Mai ElMallah, MD:
She joined the Fuller laboratory in 2010 as an MD with no prior laboratory research experience. Her training and interactions with the broader UF respiratory community led her to reevaluate her goals as a physician and convinced her to pursue an academic career. Dr. ElMallah joined the Fuller laboratory during her pediatric pulmonary fellowship because of her clinical experiences in providing respiratory care to patients with Pompe disease, and conversations with Dr. Fuller concerning ongoing studies of gene therapy attempting to reverse respiratory dysfunction in a murine model of Pompe. She quickly learned how to conduct respiratory research, and published a series of papers describing novel gene therapy approaches targeting respiratory-dysfunction. After her fellowship, Dr. ElMallah received an NIH K08 award, followed shortly by her appointment as an Assistant Professor at the University of Massachusetts. She has already received an NIH R21 award as PI, and is an emerging leader in translational research in respiratory control. When asked about her experiences at UF, Dr. ElMallah said: “My time at UF provided me with the foundation for a successful research career. The UF respiratory
community is second to none, and I could not 
imagine a better
environment for an MD such as myself to learn the fundamentals
of respiratory research.

Daryl Fields (MD/PhD candidate):
After working as an MD/PhD student in Dr. Mitchell’s laboratory at the University of Wisconsin, Dr. Fields chose to defer clinical training for one year to gain additional research experiences at UF, funded by an NRSA F30 and a fellowship from the United Negro College Fund. His PhD thesis concerned novel signaling pathways giving rise to respiratory motor plasticity. His decision to rejoin Dr. Mitchell at UF was fueled by his desire to refine his skills in project planning, manuscript preparation, laboratory management and translational research. During this year, he developed several novel projects related to cancer, sleep apnea and spinal injury, including conceptualization of a patent application recently filed with the USPTO. He defended his PhD in June, and resumed clinical training in July 2016. His collective experience will result in >12 publications in strong journals, and he was recognized with several national awards for research excellence. Although back in Wisconsin, he continues to maintain frequent contact with his UF collaborators and mentors. He plans to enter a residency that will allow him to advance novel therapeutics to patients with compromised breathing ability. He said about his UF experience: “the strong collaborative environment at UF exposed me to leading investigators in the respiratory neurobiology field. I know the multidisciplinary skill-set that I’ve developed has prepared me for future success as an independent physician scientist. I look forward to working with my UF colleagues on future projects!

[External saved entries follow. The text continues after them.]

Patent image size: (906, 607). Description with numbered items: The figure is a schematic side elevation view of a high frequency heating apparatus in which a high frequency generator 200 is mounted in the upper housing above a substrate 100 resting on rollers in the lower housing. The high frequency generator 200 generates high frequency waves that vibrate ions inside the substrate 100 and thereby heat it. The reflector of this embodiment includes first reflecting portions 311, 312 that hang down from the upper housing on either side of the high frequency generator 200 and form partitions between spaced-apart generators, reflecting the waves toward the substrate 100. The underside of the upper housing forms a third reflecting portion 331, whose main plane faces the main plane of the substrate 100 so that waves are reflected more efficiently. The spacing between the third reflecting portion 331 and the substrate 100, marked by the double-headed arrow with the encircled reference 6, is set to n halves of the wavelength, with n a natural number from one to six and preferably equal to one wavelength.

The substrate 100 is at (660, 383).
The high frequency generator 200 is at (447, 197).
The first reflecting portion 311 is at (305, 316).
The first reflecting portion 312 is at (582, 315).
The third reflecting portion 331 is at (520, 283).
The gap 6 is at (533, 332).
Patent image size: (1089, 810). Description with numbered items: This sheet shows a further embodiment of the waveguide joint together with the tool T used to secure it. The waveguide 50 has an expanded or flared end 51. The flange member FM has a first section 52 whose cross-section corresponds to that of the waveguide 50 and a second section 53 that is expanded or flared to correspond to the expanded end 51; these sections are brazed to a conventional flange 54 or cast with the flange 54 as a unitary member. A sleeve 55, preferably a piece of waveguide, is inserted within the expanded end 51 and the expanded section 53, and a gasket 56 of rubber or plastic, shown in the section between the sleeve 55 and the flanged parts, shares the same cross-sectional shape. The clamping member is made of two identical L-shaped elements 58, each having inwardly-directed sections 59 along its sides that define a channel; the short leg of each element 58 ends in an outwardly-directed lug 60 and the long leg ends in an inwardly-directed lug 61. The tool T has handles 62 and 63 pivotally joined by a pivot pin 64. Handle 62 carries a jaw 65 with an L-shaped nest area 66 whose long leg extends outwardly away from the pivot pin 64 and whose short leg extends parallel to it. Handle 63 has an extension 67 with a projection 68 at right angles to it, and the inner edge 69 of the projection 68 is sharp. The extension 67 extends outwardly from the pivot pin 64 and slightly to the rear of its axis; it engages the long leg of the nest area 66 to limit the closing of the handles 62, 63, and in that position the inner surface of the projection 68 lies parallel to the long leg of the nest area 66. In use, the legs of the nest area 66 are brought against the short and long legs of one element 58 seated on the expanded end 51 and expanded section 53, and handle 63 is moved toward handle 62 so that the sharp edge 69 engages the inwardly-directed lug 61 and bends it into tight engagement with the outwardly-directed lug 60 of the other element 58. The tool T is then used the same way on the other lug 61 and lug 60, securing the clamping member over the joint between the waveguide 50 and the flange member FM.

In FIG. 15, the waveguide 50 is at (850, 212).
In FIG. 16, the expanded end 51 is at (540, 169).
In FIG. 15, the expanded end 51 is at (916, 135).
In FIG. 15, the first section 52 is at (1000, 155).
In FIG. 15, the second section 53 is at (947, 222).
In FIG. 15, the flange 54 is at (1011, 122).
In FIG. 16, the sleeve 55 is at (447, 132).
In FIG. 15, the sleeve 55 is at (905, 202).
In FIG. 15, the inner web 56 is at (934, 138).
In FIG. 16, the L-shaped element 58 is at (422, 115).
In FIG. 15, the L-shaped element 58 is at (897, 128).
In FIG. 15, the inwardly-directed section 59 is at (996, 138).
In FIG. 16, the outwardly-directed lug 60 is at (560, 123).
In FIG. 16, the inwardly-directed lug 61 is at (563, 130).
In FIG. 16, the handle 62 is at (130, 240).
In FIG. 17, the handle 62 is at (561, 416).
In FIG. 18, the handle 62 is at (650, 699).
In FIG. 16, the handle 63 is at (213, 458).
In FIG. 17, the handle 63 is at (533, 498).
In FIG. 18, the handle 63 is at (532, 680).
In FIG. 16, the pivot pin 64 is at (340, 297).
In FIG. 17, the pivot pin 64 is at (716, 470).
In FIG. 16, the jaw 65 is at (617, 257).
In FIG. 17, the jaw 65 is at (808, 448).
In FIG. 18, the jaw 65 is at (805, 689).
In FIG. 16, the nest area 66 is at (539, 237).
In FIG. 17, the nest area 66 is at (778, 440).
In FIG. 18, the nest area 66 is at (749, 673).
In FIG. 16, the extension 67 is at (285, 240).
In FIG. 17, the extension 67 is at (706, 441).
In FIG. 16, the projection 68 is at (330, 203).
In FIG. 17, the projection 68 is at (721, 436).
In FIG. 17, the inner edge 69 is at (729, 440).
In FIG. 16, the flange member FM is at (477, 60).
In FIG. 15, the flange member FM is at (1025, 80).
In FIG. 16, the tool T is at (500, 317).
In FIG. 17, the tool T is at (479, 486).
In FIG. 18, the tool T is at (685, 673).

Lauren Tabor (CCC-SLP, MS):
Lauren is a speech pathologist with a specialization in dysphagia, and is currently in her third year of the UF Rehabilitation Science PhD program. She reports: “my experience has been incredibly fulfilling. As a clinician, my training consisted primarily of anatomy and physiology and behavioral manifestations of disease, and touched very little on the neural pathways and cellular adaptations that underlie these behavioral changes. Our classes, including Neuroplasticity and the Control of Breathing and Airway Defense: Implication for Rehabilitation, consist of basic, translational and clinical scientists, which provides a comprehensive understanding of rehabilitation from the cellular through patient levels. The interdisciplinary discussion and potential for translational collaboration is one of my favorite aspects of the RSD program. As a result, my own research questions and goals are more sound, with a solid understanding of mechanisms of change
supported by principles of neuroplasticity.”